A further plant for springs and stabilisers is currently being built in Hungary and is scheduled to start production later this year. New customer orders make the expansion of production capacities in Hungary necessary. Thus thyssenkrupp continues its profitable growth strategy in the components business. The division increased its order intake by 14% last fiscal year.

thyssenkrupp's new plant in Jászfényszaru is the company's first in Europe to locate two different product technologies at the same site. Combining the activities will allow efficiency and cost advantages to be utilised. thyssenkrupp has already launched such combined sites successfully in China and North America in recent years.

thyssenkrupp currently operates an axle assembly plant and a steel service centre in Győr for automotive customers in Hungary. The company also has a software development centre in Budapest creating software products for electric power steering systems and new applications for steer-by-wire and autonomous driving solutions. Overall thyssenkrupp currently employs around 1,100 people in the automotive industry in Hungary.

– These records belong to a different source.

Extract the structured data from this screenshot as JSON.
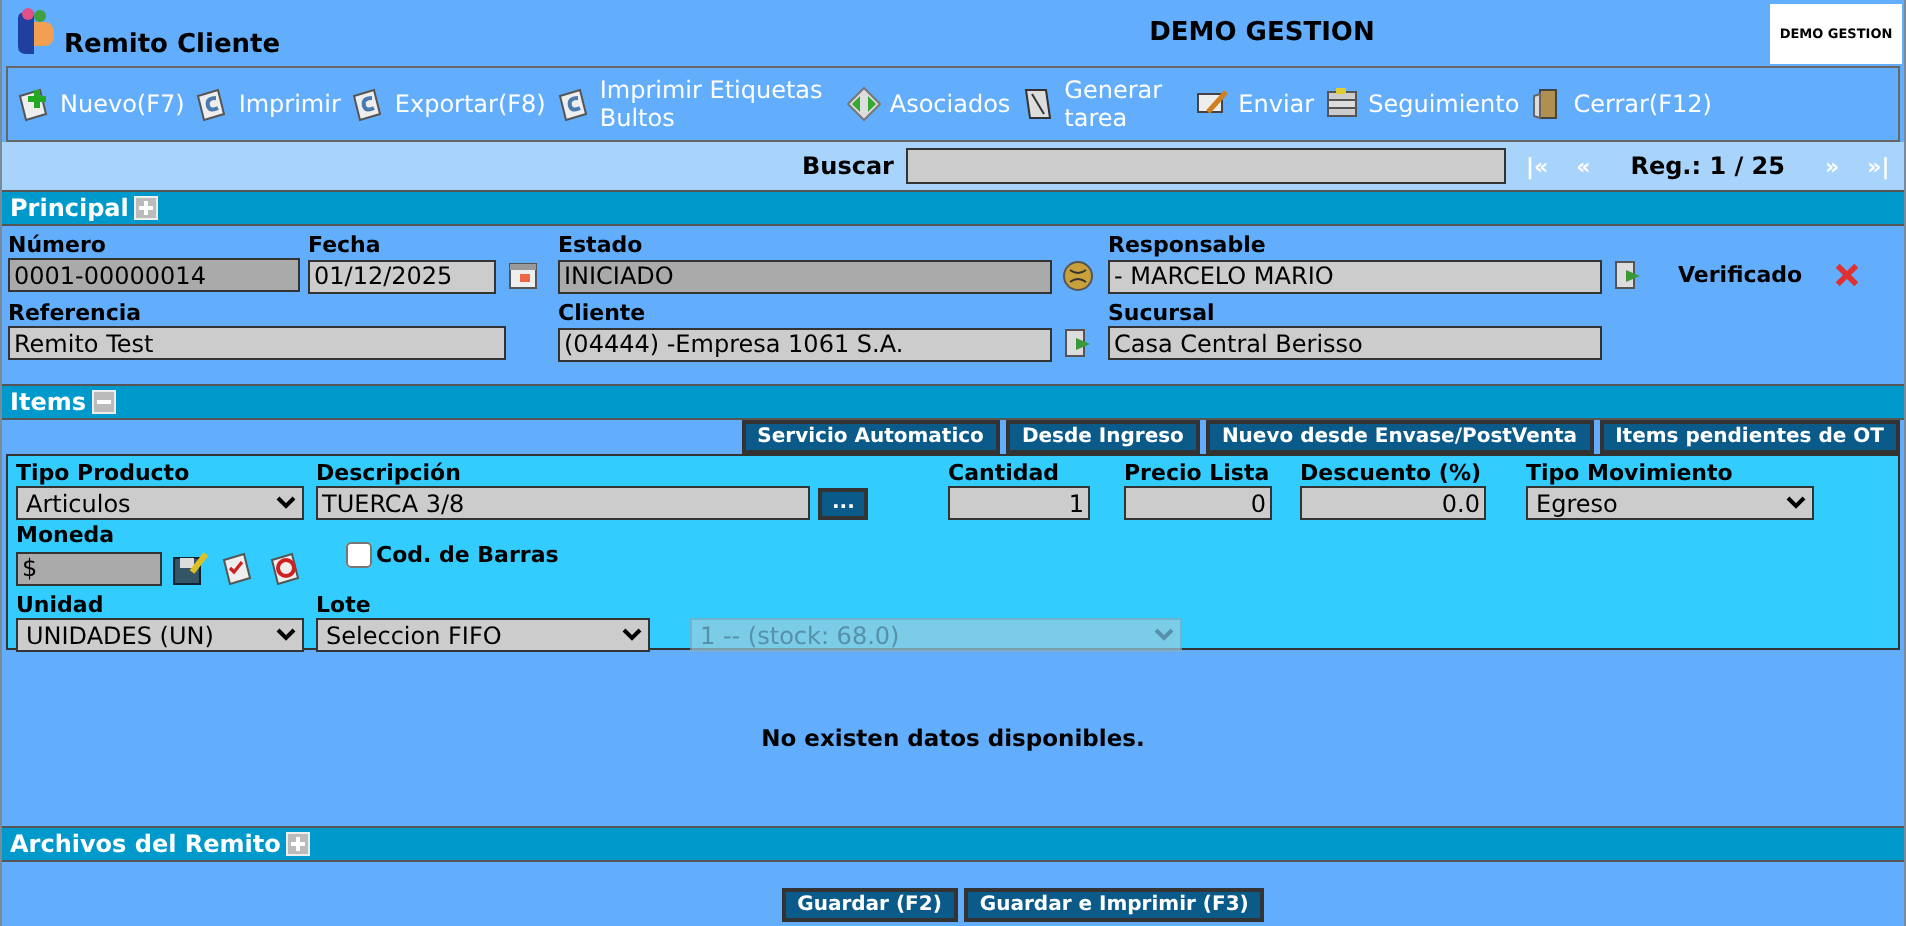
{
  "header": {
    "title": "Remito Cliente",
    "company": "DEMO GESTION",
    "logo_text": "DEMO GESTION"
  },
  "toolbar": [
    {
      "label": "Nuevo(F7)"
    },
    {
      "label": "Imprimir"
    },
    {
      "label": "Exportar(F8)"
    },
    {
      "label": "Imprimir Etiquetas Bultos"
    },
    {
      "label": "Asociados"
    },
    {
      "label": "Generar tarea"
    },
    {
      "label": "Enviar"
    },
    {
      "label": "Seguimiento"
    },
    {
      "label": "Cerrar(F12)"
    }
  ],
  "search": {
    "label": "Buscar"
  },
  "pager": {
    "first": "|«",
    "prev": "«",
    "record": "Reg.: 1 / 25",
    "next": "»",
    "last": "»|"
  },
  "principal": {
    "title": "Principal",
    "expanded": false,
    "fields": [
      {
        "label": "Número",
        "value": "0001-00000014",
        "readonly": true
      },
      {
        "label": "Fecha",
        "value": "01/12/2025",
        "readonly": false
      },
      {
        "label": "Estado",
        "value": "INICIADO",
        "readonly": true
      },
      {
        "label": "Responsable",
        "value": "- MARCELO MARIO",
        "readonly": false
      },
      {
        "label": "Referencia",
        "value": "Remito Test",
        "readonly": false
      },
      {
        "label": "Cliente",
        "value": "(04444) -Empresa 1061 S.A.",
        "readonly": false
      },
      {
        "label": "Sucursal",
        "value": "Casa Central Berisso",
        "readonly": false
      }
    ],
    "verified": {
      "label": "Verificado",
      "checked": false
    }
  },
  "items": {
    "title": "Items",
    "expanded": true,
    "actions": [
      "Servicio Automatico",
      "Desde Ingreso",
      "Nuevo desde Envase/PostVenta",
      "Items pendientes de OT"
    ],
    "row1": [
      {
        "kind": "select",
        "label": "Tipo Producto",
        "value": "Articulos"
      },
      {
        "kind": "text",
        "label": "Descripción",
        "value": "TUERCA 3/8",
        "button": "..."
      },
      {
        "kind": "number",
        "label": "Cantidad",
        "value": "1"
      },
      {
        "kind": "number",
        "label": "Precio Lista",
        "value": "0"
      },
      {
        "kind": "number",
        "label": "Descuento (%)",
        "value": "0.0"
      },
      {
        "kind": "select",
        "label": "Tipo Movimiento",
        "value": "Egreso"
      }
    ],
    "currency": {
      "label": "Moneda",
      "value": "$"
    },
    "barcode": {
      "label": "Cod. de Barras",
      "checked": false
    },
    "row3": [
      {
        "kind": "select",
        "label": "Unidad",
        "value": "UNIDADES (UN)",
        "disabled": false
      },
      {
        "kind": "select",
        "label": "Lote",
        "value": "Seleccion FIFO",
        "disabled": false
      },
      {
        "kind": "select",
        "value": "1 -- (stock: 68.0)",
        "disabled": true
      }
    ],
    "empty_message": "No existen datos disponibles."
  },
  "files": {
    "title": "Archivos del Remito",
    "expanded": false
  },
  "footer_buttons": [
    "Guardar (F2)",
    "Guardar e Imprimir (F3)"
  ]
}
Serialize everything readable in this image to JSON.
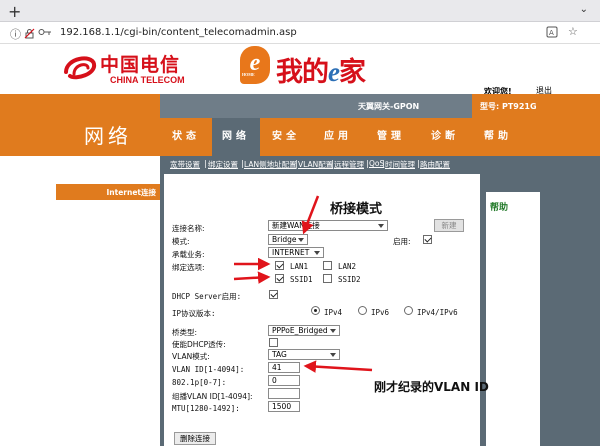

thyssenkrupp in the automotive industry

thyssenkrupp is one of the world's leading suppliers of materials and components to the auto industry. Nine out of ten premium class cars are fitted with components made by the company. One in three trucks feature drive components from thyssenkrupp. In the 2016/2017 fiscal year thyssenkrupp's sales in the automotive sector came to around €11.2 billion. Customers include practically all the big auto manufacturers.